Dieses größte deutsche Infrastrukturprojekt der kommenden Jahre wird die umfangreichste archäologische Grabungskampagne Europas nach sich ziehen, allenfalls vergleichbar mit den Grabungen beim Athener U-Bahn-Bau oder am Grand Louvre in Paris. Etwa 21.000 Quadratmeter archäologisch wertvollen Bodens gehen nach Schätzungen des Kölner Amtes für Bodendenkmalpflege verloren. Für die Rettungsgrabungen stehen 15 Millionen Euro bereit. Ein kleines „Fundmuseum“ in einem Container soll bereits während der Grabungen archäologische Fundstücke zeigen.

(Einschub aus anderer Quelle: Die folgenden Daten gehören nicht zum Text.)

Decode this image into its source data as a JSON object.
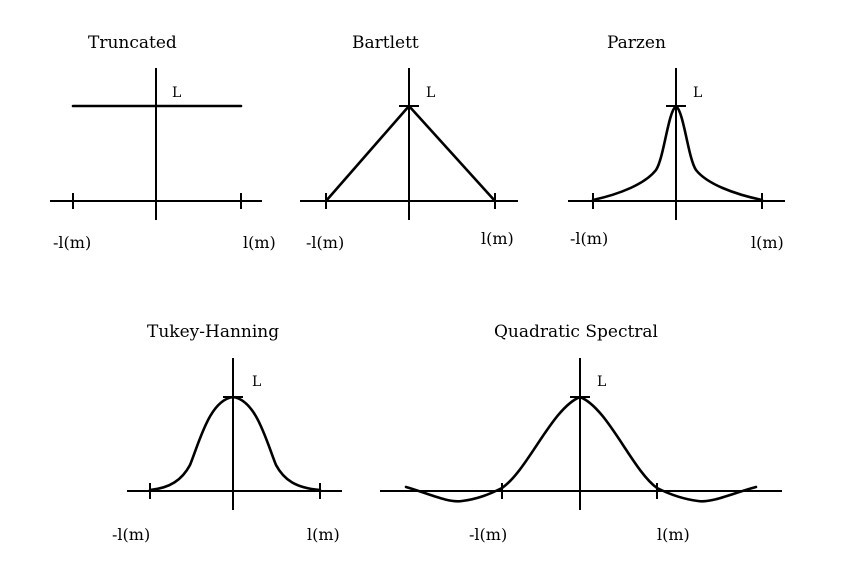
{
  "panels": {
    "truncated": {
      "title": "Truncated",
      "peak_label": "L",
      "neg_tick": "-l(m)",
      "pos_tick": "l(m)"
    },
    "bartlett": {
      "title": "Bartlett",
      "peak_label": "L",
      "neg_tick": "-l(m)",
      "pos_tick": "l(m)"
    },
    "parzen": {
      "title": "Parzen",
      "peak_label": "L",
      "neg_tick": "-l(m)",
      "pos_tick": "l(m)"
    },
    "tukey": {
      "title": "Tukey-Hanning",
      "peak_label": "L",
      "neg_tick": "-l(m)",
      "pos_tick": "l(m)"
    },
    "qs": {
      "title": "Quadratic Spectral",
      "peak_label": "L",
      "neg_tick": "-l(m)",
      "pos_tick": "l(m)"
    }
  }
}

„Ich wäre glücklich, wenn es die U-Bahn-Archäologie hier in Köln nicht geben würde“, erläutert Hans-Gerd Hellenkemper, Leiter des Kölner Amtes für Bodendenkmalpflege und Chef des Römisch-Germanischen Museums. „Mein Ziel ist es immer, unnötige Löcher in der Stadt zu verhindern. Denn bei jeder Grabung geht archäologische Substanz unwiederbringlich verloren.“ Da hilft es dann auch wenig, wenn möglicherweise das ein oder andere historische Mauerwerk in die Gestaltung einer U-Bahnstation integriert werden könnte.

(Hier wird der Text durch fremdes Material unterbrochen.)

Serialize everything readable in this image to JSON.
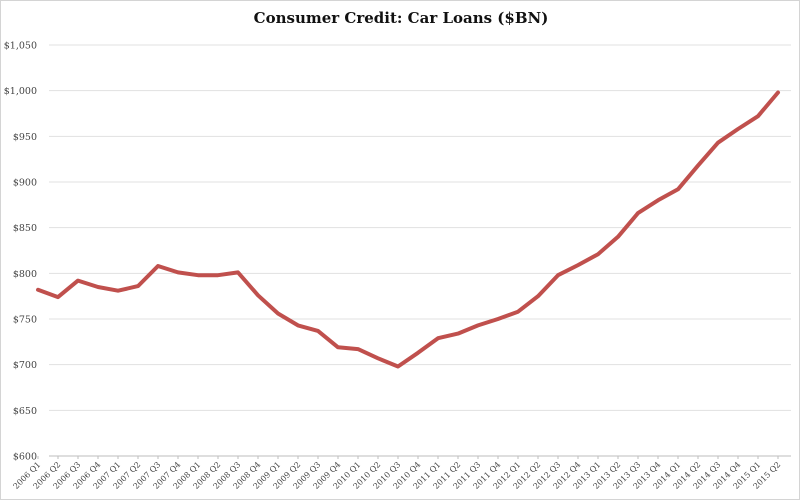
{
  "chart_data": {
    "type": "line",
    "title": "Consumer Credit: Car Loans ($BN)",
    "xlabel": "",
    "ylabel": "",
    "ylim": [
      600,
      1050
    ],
    "y_ticks": [
      600,
      650,
      700,
      750,
      800,
      850,
      900,
      950,
      1000,
      1050
    ],
    "y_tick_labels": [
      "$600",
      "$650",
      "$700",
      "$750",
      "$800",
      "$850",
      "$900",
      "$950",
      "$1,000",
      "$1,050"
    ],
    "grid": true,
    "line_color": "#c0504d",
    "categories": [
      "2006 Q1",
      "2006 Q2",
      "2006 Q3",
      "2006 Q4",
      "2007 Q1",
      "2007 Q2",
      "2007 Q3",
      "2007 Q4",
      "2008 Q1",
      "2008 Q2",
      "2008 Q3",
      "2008 Q4",
      "2009 Q1",
      "2009 Q2",
      "2009 Q3",
      "2009 Q4",
      "2010 Q1",
      "2010 Q2",
      "2010 Q3",
      "2010 Q4",
      "2011 Q1",
      "2011 Q2",
      "2011 Q3",
      "2011 Q4",
      "2012 Q1",
      "2012 Q2",
      "2012 Q3",
      "2012 Q4",
      "2013 Q1",
      "2013 Q2",
      "2013 Q3",
      "2013 Q4",
      "2014 Q1",
      "2014 Q2",
      "2014 Q3",
      "2014 Q4",
      "2015 Q1",
      "2015 Q2"
    ],
    "series": [
      {
        "values": [
          782,
          774,
          792,
          785,
          781,
          786,
          808,
          801,
          798,
          798,
          801,
          776,
          756,
          743,
          737,
          719,
          717,
          707,
          698,
          713,
          729,
          734,
          743,
          750,
          758,
          775,
          798,
          809,
          821,
          840,
          866,
          880,
          892,
          918,
          943,
          958,
          972,
          998
        ]
      }
    ]
  }
}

Die städtischen Archäologen stehen vor einem Dilemma: Einerseits wird das Bodenarchiv Kölns weiter zerstört, andererseits bietet dieser umfangreichste Eingriff in den Kölner Boden vielleicht umfassende Antworten auf viele Fragen. Zum Beispiel: Liegen im alten römischen Hafen noch Schiffe und vor allem, wann und warum verlandete er? Lassen sich am Kurt-Hackenberg-Platz und am Alter Markt Indizien für eine Umweltkatastrophe durch extreme Dürre zwischen 140 bis 150 n. Chr. finden, die zur Aufgabe des Hafens führten, wie Hans-Gerd Hellenkemper vermutet?

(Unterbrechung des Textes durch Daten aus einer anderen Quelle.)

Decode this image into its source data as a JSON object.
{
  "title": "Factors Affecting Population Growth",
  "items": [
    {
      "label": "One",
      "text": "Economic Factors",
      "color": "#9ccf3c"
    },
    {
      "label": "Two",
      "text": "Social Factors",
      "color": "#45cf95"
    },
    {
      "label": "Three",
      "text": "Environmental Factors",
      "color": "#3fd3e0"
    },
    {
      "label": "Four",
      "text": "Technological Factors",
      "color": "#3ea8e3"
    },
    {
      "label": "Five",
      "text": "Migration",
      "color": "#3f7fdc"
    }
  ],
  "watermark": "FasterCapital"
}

Hier sollen Wissenschaftler verschiedener Disziplinen gemeinsam forschen. So werden Botaniker Pollenreste untersuchen, Geologen anhand der Kiesel die Strömung im damaligen Rheinbett rekonstruieren oder Biologen die Jahresringe geborgener Hölzer analysieren. Augenzwinkernd hält Hellenkemper ein Buch mit dem Titel „Müll und Marmorsäulen – Umwelthygiene in der römischen Antike“ in der Hand: „Ich freue mich auch darauf, im alten Kölner Müll zu stöbern und so den Alltag unserer Vorfahren hier am Rhein besser zu verstehen.“

Graben werden private Archäologenteams, die von den beauftragten Tiefbau-Unternehmen angeheuert wurden. Ein wahrer Preiskampf entwickelte sich in den letzten Monaten hinter den Kulissen, deutsche Minifirmen unterboten preislich sogar die als sehr gut und günstig geltenden polnischen Spezialisten. Was die scharf rechnenden Controller der Baufirmen freuen mag, sieht Hellenkemper mit Sorge. Der Amtschef für Bodendenkmalpflege spricht, von einem „gewissen Bauchgrimmen bezüglich der Grabungsqualität, wenn diese Firmen nicht Beistand von international erfahrenen Fachleuten bekommen“.

So sollen nun ab Sommer international ausgewiesene Projektleiter die Begleitung übernehmen, wenn das archäologische Eldorado unter die Lupe genommen wird. Hellenkemper freut dies, denn sein Amt ist die rechtliche Aufsichtsbehörde für die Privatarchäologen. Am 18. Juni lud der Amtschef alle Beteiligte zur Koordination des einmaligen Großprojekts ein. Bauherr, Baufirmen und Archäologen sprachen im Vorfeld ihre genauen Vorgehensweisen bei der Grabung ab. „Wir können uns keinen Flop leisten und sind zum Erfolg verdammt“, erläuterte Hellenkemper die Dringlichkeit des Treffens.

Damit die Grabungsfirmen nicht den schnellen Euro der exakten wissenschaftlichen Arbeit vorziehen, hat das Bodendenkmalamt kiloschwere Pflichtenhefte erarbeitet und die Maxime ausgegeben: „Geld gegen Manuskript“. Jeweils zum 5. des Folgemonats muss ein ausführlicher Monatsbericht über den jeweiligen Grabungsabschnitt vorliegen. Jeweils wöchentlich treffen sich in jedem Bauabschnitt die Bodendenkmalpfleger mit den beauftragten Archäologen, dem Bauherrn KVB und den Tiefbau-Firmen. Dies soll schnelles Handeln sichern. Nach den jeweils etwa 12 Monate dauernden Grabungskampagnen haben die Archäologen noch bis zu eineinhalb Jahre Zeit, um ihre Mammutgrabung in einem Abschlussbericht aufzuarbeiten.